48
Mathias Riise estaba en su habitación, sentado al borde de la cama, oyendo a través de la pared el eco del programa matinal que salía del televisor del salón mientras trataba de desterrar los desbocados pensamientos que poblaban su mente. Nikolaj había ido a verle el día anterior y habían encontrado unas páginas muy interesantes donde colgar sus películas. En el espacio virtual los dos parecían impulsados hacia nuevas y rompedoras experiencias, pero en el momento en que su amigo se marchaba volvía a sentir que la angustia se colaba por debajo de la puerta de su cuarto como un gas que inhalaba.
Era una angustia difusa mezclada con deseo que le recorría todo el cuerpo. La red se había convertido en su escondrijo, un puerto franco donde podía tener otra identidad. Dejarse ver. Como ya le habían visto antes, aunque ahora el que decidía era él. Habían cambiado los papeles y él ya no era la víctima.
¿O sí? Alguien estaba al tanto de sus actividades. Ya no habían llegado más cartas y a Mathias le extrañaba. ¿Qué esperaba el que las enviaba? ¿Que lo dejara? Ya no podía, ¿qué le quedaría entonces? ¿En qué se convertiría? Además ¿qué podía hacerle en realidad?
Recordó la primera vez que habían pasado las cosas feas. Fue después de que su padre los dejara y formara otra familia en la otra punta del país porque un análisis de sangre reveló que el hermano pequeño de Mathias, Frederick, no era hijo suyo. Ya esa primera vez usó el fuego en su contra. Si lo haces, todo irá bien. Pero si no lo haces, será terrible. Y era terrible cuando Mathias se negaba y ella le encerraba en el armario antiguo del pasillo y le decía que el fuego se lo llevaría si no hacía lo que le decía. Después le mostraba las inhumanas quemaduras que le marcaban el torso como un enorme paisaje nudoso que le hacía pensar en serpientes e infiernos y le contaba que a ella el fuego casi se la lleva. Por no hacer lo que le decían sus padres. En una ocasión llegó incluso a encender una cerilla muy cerca de la puerta del armario para que oliera el humo a través de las rendijas porque había empezado a chillar en la oscuridad. Y él se meó de miedo en los pantalones.

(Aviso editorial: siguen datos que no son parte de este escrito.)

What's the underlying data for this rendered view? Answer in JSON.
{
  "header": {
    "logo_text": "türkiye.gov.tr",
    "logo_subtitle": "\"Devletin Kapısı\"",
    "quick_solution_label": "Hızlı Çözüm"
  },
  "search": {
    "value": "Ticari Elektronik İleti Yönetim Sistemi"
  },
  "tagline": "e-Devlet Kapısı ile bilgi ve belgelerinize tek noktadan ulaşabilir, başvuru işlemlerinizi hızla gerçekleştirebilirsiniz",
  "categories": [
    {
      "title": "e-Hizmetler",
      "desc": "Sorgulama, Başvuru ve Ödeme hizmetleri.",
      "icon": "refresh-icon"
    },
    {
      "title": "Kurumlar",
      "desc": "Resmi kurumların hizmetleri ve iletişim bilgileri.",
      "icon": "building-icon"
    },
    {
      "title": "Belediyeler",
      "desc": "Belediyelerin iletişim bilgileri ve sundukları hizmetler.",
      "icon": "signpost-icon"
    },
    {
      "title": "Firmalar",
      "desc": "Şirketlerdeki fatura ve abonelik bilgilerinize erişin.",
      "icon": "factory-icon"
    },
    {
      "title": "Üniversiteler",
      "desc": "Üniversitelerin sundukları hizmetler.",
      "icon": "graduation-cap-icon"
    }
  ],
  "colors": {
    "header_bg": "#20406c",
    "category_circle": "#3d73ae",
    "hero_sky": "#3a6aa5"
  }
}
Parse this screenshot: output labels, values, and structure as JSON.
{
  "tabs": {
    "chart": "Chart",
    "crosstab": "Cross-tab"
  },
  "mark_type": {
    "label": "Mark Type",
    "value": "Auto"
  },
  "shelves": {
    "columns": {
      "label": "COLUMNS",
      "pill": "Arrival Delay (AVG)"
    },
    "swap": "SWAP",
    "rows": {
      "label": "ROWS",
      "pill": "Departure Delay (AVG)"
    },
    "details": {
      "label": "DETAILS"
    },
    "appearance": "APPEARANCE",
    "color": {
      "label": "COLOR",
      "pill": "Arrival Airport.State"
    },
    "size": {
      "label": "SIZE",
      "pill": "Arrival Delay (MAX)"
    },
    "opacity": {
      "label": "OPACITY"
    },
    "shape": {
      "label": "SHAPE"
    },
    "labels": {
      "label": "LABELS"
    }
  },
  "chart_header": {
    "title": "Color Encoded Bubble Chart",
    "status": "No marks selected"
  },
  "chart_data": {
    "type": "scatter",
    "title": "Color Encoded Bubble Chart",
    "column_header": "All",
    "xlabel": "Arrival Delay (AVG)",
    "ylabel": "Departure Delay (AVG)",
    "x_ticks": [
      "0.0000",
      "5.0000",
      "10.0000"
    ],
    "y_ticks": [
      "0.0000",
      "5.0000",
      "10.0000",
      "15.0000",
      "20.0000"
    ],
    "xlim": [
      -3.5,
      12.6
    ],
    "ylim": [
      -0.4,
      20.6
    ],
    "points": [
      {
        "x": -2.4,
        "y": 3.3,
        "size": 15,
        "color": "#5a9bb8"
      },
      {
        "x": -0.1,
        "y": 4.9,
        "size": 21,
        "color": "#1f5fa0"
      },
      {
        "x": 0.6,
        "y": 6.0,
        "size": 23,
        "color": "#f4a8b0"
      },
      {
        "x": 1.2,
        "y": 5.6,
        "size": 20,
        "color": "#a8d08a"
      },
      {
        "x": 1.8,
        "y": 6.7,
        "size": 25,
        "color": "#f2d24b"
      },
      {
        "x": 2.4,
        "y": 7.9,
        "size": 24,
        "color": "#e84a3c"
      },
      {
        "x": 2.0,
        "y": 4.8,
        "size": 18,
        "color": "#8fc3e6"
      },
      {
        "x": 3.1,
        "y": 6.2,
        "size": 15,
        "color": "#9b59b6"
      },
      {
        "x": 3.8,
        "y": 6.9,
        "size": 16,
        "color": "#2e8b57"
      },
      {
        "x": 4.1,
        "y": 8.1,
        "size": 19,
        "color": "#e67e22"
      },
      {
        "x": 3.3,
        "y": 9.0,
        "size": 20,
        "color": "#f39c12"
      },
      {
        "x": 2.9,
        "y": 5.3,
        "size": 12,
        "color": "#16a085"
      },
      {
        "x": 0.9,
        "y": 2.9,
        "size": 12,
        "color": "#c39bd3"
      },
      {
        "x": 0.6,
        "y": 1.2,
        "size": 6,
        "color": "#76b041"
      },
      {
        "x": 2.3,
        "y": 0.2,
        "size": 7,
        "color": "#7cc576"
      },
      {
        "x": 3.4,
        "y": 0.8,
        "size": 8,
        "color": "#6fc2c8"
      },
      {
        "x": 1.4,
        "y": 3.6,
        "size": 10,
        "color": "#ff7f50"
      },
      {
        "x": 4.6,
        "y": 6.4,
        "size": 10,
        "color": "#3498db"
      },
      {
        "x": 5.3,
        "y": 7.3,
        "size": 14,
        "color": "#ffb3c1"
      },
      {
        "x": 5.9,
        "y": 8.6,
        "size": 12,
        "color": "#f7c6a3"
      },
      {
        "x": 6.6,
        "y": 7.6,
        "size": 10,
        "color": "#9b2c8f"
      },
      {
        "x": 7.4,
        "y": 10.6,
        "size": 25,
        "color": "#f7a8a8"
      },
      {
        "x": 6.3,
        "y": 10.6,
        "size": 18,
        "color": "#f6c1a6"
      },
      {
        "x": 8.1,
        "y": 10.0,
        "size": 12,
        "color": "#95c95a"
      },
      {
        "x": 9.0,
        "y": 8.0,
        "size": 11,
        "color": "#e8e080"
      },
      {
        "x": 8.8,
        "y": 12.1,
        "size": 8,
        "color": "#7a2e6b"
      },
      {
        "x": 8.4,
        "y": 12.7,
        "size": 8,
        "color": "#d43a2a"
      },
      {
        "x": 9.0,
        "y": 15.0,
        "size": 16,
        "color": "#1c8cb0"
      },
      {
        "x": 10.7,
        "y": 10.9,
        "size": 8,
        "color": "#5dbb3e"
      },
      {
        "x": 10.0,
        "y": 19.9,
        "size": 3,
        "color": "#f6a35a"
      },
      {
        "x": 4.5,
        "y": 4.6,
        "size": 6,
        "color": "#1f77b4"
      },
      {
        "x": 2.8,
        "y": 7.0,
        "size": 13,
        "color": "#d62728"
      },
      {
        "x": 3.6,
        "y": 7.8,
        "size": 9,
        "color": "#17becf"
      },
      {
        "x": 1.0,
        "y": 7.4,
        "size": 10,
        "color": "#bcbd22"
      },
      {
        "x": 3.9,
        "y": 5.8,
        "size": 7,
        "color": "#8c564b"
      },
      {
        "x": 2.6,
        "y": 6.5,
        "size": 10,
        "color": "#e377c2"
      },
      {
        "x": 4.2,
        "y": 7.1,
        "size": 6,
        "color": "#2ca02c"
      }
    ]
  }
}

Con el tiempo, sin embargo, pareció ir perdiendo el interés por él. Se había hecho mayor, había crecido, le había cambiado la voz y, definitivamente, ya no cabía en el armario. Y llegó el turno de que les hiciera las cosas feas a sus hermanos pequeños.
A pesar de todo, la sensación que conservaba con más fuerza en la conciencia no era el miedo, sino la vergüenza. La vergüenza seguida de la rabia. Y la culpa. Porque era él quien había pedido y suplicado una hermanita. Alguien que ocupara su lugar y el de Frederick. Y Julie estaba allí para recordárselo a diario.
Sus manos jugueteaban con el teléfono móvil. Su herramienta. La cámara del director. Cuánto había aprendido a lo largo del último año. Y su estatus en la red había pasado del de un novicio cualquiera al del tipo con el que todos quieren tratar. En su universo propio, él era el rey. Había intentado ser cuidadoso para que no le descubrieran, pero alguien parecía saber la verdad.
Se llevó un buen sobresalto cuando Jonna empezó a sacudir la puerta bruscamente. No le habían enseñado a llamar antes de entrar, ni en el dormitorio ni en el cuarto de baño. Formaba parte del juego. Quería dejarle bien claro que era de su propiedad y hasta en sus cosas más íntimas era ella quien mandaba. Por eso Mathias había aprendido a usar la llave.
—¿Qué quieres? —le gritó a través de la puerta cerrada.
Sólo entonces se percató de que su madre había bajado el volumen del televisor y la casa estaba sumida en un extraño silencio. Por un momento lo único que oyó fueron los ruidos que llegaban del anejo, el débil silbido del viento que entraba por la ventana y el lento crujir del tejado.
—Está aquí la policía. Quieren hablar contigo.
Sintió que le recorría un estremecimiento. Por el tono de su voz sabía que estaba diciendo la verdad, que lo más probable era que estuviesen detrás de ella. ¿Por qué querrían hablar con él? Si ya se lo había dicho todo. Metió rápidamente el móvil debajo de la cama de un empujón y se secó las manos en los pantalones.